The safe path through the death maze at the start!

The following is the text (only slightly edited) of a post of mine to the DOOM Help newsgroup.  Added comments are in italics.

To:               rec.games.computer.doom.help@dispatch.demon.co.uk
[dispatch.demon.co.uk was a mail-to-news gateway, now closed]
Subject:          >>> SPOILER <<< TNT MAP30 -- the safe path through
Copies to:        mapleson@deletethisbit.gamers.org
[Ian Mapleson, who runs the DOOM Help Service]
Send reply to:    robert.bak@deletethisbit.bigfoot.com
[that's me, of course — who else?]
Date sent:        Fri, 20 Sep 1996 16:55:42
Q.  I’ve fought/warped/cheated my way to level 30 (Last Call) of TNT.WAD (Final DooM aka DooM95), and can’t get across the lake.  Whenever I jump to one of the blocks, there’s a teleport flash and I end up dead in a dark place.  This happens even in God Mode!  What the hell (excuse the pun) is going on?  Is it possible to get across?

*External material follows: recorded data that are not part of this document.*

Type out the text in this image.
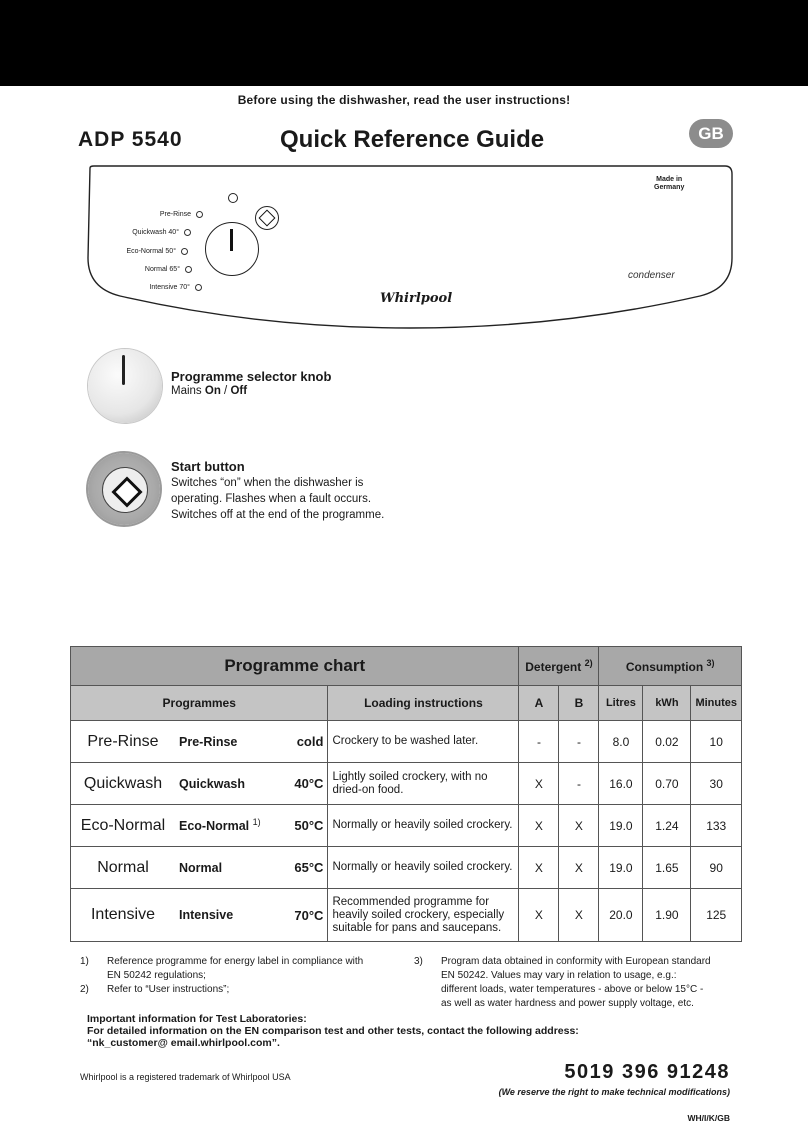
Before using the dishwasher, read the user instructions!
ADP 5540	Quick Reference Guide	GB
Made in
Germany
Pre-Rinse
Quickwash 40°
Eco-Normal 50°
Normal 65°
Intensive 70°
Whirlpool
condenser
Programme selector knob
Mains On / Off
Start button
Switches “on” when the dishwasher is
operating. Flashes when a fault occurs.
Switches off at the end of the programme.
Programme chart				Detergent $^{2)}$		Consumption $^{3)}$
Programmes			Loading instructions	A	B	Litres	kWh	Minutes
Pre-Rinse	Pre-Rinse	cold	Crockery to be washed later.	-	-	8.0	0.02	10
Quickwash	Quickwash	40°C	Lightly soiled crockery, with no dried-on food.	X	-	16.0	0.70	30
Eco-Normal	Eco-Normal $^{1)}$	50°C	Normally or heavily soiled crockery.	X	X	19.0	1.24	133
Normal	Normal	65°C	Normally or heavily soiled crockery.	X	X	19.0	1.65	90
Intensive	Intensive	70°C	Recommended programme for heavily soiled crockery, especially suitable for pans and saucepans.	X	X	20.0	1.90	125
1)	Reference programme for energy label in compliance with
EN 50242 regulations;
2)	Refer to “User instructions”;
3)	Program data obtained in conformity with European standard
EN 50242. Values may vary in relation to usage, e.g.:
different loads, water temperatures - above or below 15°C -
as well as water hardness and power supply voltage, etc.
Important information for Test Laboratories:
For detailed information on the EN comparison test and other tests, contact the following address:
“nk_customer@ email.whirlpool.com”.
Whirlpool is a registered trademark of Whirlpool USA	5019 396 91248
(We reserve the right to make technical modifications)
WH/I/K/GB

A.  (by ROBERT.BAK -- robert.bak@deletethisbit.bigfoot.com)
Of course it’s possible, otherwise you couldn’t progress!, but this is probably one of the most fiendish (excuse the pun again) traps ever set in any DooM WADfile!  What the TNT crew have done is to set up a second Player 1 start in a dark sector isolated from the rest of the level, and most of those innocent-looking blocks are surrounded with linedefs that teleport you onto this second copy of yourself.  Result:  cross one of those lines and you telefrag yourself.

As you may already have learned the hard way, God Mode does not protect against a telefrag, nor a spawnfrag. The following map shows the path (in Navigator, right-click on it to save it):


Click here to download a demo of me crossing the lake (after disposing of the nasties in the way, of course — not very well, I’m afraid).  A (suspected) bug in my copy of DOOM95.EXE prevents it recording demos, although it will play them; to make this one, I had to copy DEFAULT.CFG, DOOM2.EXE and TNT.WAD (as DOOM2.WAD, of course) into a temporary directory for this purpose.